In Saskatchewan, where coal-fired generation is produced by the government itself through one of its Crown corporations, a $1.24-billion project to retrofit an existing unit at the Boundary Dam plant to incorporate carbon capture and storage (CCS) is expected to come into commercial operation by 2014. However, Saskatchewan does not have existing emissions legislation that would likely be seen as equivalent to the Regulations.

Whether Alberta’s current legislative regime regulating CO2 will be seen as equivalent in the eyes of the Federal Government is unknown.

Since 2007, the Specified Gas Emitters Regulation (SGER) has applied to any facility in Alberta (not just coal-fired plants) with direct emissions of certain specified gases totalling 100,000 tonnes or more (CO2 equivalent) in 2003, or any subsequent year.

The specified gases include CO2, methane, nitrous oxide, hydrofluorocarbons and various other GHGs. It also applies to any facility whose activities fall within one or more of 35 enumerated activities, including the manufacturing, processing or storage of pulp and paper, petroleum products, natural gas, fertilizers, coal, heavy oil, oil sands, salt and chemicals, or other industrial purposes.

SGER requires established facilities to reduce their emissions intensity by 12% per year from their government approved baseline emissions intensity limit, whereas the limits for new facilities varies depending on the year of commercial operation.

Unlike the Regulations, the SGER permits compliance in various ways: in-house reduction of the facility’s emissions to the regulated limits, utilizing emission offsets, making contributions to the Climate Change and Emissions Management Fund and/or utilizing performance credits from prior years.

This market-based approach allows facilities to manage GHGs emissions across their entire fleet of operations and incorporates a cap and trade system.
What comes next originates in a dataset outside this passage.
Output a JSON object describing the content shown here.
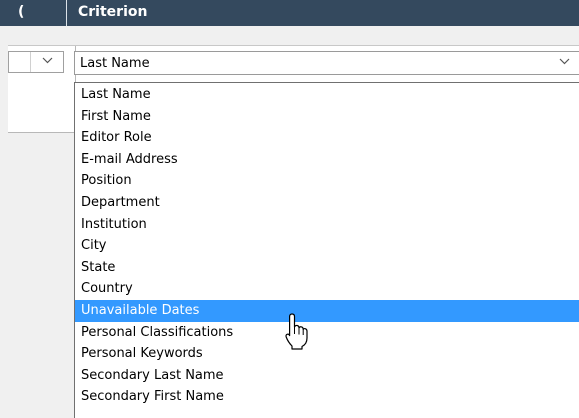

However, due to its flexibility, the SGER does not result in an absolute cap on CO2 emissions by coal-fired units per Gigawatt hour (GWh) in light of the ability to purchase offsets, obtain fund credits or utilize performance credits.

If Nova Scotia legislation becomes the benchmark for equivalency, it would be unlikely that the current SGER would be deemed equivalent. What remains to be seen is whether Alberta will revise its existing legislation in response to the Regulations to attempt to be seen as equivalent or whether coal-fired electrical generators in Alberta will, as a sector, bear the burden of the Regulations when they come into force in 2015.

Leanne Krawchuk is a partner at Fraser Milner Casgran LLP.